Self-righteous autonome-types and other self-proclaimed environmental activists, in their usual exhibition of their lack of imagination and morals, slinging bricks and cobblestones as well as Molotov cocktails at police, filling the air with more smoke, Co2 and petrol fumes, in their hormonal-based rites of sexual and alpha-male lust for power and attention. These same faces would have been seen at similar events down through history, watching with grinning satisfaction as witches, heretics, Jews and Gypsies were burned. Among a certain group of young blockheads the police have become the Jews and gypsies of today, something less than human and deserving of a fiery response (..just as some policemen consider them worthy of a good old-fashioned beating.) We Americans used to burn Vietnamese villages “in order to save them.” Blockhead young Europeans “progressives” will ignite firebombs to make our air cleaner, and in their game of cowboys and indians these flaming arrows will be sent against the wicked cowboys’ water canons!

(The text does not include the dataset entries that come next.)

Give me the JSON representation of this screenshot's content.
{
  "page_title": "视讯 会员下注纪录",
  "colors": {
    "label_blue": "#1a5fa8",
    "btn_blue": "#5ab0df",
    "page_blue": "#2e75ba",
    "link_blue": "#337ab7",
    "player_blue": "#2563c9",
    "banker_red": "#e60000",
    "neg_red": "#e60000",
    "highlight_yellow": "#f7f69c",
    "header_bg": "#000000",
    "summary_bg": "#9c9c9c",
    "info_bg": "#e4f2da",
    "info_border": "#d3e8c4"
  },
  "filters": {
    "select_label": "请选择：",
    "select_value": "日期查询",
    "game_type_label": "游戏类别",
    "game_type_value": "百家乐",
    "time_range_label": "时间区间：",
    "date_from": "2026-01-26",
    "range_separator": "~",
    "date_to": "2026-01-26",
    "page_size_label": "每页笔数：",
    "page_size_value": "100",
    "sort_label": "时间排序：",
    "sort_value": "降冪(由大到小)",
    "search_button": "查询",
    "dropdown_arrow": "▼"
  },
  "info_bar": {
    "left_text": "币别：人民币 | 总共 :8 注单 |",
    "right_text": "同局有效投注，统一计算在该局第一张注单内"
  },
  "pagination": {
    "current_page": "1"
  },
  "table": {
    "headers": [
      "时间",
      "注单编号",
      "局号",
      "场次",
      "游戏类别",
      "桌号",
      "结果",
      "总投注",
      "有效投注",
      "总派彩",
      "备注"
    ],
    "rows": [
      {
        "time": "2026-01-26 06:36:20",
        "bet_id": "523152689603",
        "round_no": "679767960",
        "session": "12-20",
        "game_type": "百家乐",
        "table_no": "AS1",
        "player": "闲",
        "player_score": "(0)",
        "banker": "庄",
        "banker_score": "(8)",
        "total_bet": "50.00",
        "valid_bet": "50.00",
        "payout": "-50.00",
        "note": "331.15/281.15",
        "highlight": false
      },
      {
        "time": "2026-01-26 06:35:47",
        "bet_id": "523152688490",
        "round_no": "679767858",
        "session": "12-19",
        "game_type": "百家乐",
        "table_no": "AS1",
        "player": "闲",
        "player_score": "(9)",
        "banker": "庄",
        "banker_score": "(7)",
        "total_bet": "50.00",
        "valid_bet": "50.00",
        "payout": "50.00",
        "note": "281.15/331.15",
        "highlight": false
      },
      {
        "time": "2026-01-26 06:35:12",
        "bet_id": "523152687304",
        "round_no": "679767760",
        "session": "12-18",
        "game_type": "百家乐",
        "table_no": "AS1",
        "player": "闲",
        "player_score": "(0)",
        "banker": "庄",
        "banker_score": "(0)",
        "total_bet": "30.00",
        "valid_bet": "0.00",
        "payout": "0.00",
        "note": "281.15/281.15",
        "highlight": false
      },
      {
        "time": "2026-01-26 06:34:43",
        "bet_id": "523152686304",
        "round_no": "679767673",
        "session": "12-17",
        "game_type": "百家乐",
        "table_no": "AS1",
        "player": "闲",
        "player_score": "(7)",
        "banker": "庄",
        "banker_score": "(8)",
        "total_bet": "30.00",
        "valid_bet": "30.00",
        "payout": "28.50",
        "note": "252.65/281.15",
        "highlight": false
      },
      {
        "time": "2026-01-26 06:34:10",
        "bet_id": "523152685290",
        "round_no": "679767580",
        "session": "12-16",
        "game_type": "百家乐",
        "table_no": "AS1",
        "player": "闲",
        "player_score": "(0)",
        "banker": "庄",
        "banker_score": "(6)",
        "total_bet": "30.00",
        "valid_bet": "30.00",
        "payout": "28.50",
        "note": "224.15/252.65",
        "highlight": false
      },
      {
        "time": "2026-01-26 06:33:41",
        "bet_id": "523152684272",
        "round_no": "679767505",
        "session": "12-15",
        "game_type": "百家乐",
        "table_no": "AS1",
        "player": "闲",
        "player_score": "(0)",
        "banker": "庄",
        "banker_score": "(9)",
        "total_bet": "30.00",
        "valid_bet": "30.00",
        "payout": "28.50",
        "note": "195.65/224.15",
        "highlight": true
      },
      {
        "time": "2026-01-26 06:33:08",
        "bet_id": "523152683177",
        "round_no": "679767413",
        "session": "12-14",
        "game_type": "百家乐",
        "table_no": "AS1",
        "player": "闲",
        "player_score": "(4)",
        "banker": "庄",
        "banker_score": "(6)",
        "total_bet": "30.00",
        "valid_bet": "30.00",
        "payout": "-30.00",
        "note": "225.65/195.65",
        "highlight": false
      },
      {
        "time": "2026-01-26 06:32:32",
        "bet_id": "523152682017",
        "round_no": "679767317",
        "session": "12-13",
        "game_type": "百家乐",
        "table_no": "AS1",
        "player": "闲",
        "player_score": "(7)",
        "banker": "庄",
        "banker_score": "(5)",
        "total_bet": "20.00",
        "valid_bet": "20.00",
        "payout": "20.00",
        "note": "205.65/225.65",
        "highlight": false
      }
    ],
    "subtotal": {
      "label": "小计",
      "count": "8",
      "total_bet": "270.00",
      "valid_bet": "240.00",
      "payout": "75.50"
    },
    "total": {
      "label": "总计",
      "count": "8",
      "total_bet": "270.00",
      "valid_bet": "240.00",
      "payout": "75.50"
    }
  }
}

Yes, we are told November was the warmest in history. Because we burn things. Who can still doubt that this long and ever closer relationship with fire is not also quickening our mad stampede towards destruction?

Will we rise again like Phoenix from the ashes? Or will our fate be one final suicidal self-immolation on the Wagnerian funeral pyre of our egos?

Hitler once screamed at his generals in impatience, “Is Paris burning?”

One day it may well be Paris and Pittsburgh, Beijing and Baltimore, Mumbai and Manchester, Hollywood and Horsens that are devoured by flames.

I understand there are flame-proof asbestos pajamas available on E-bay if you haven’t completed your Christmas shopping.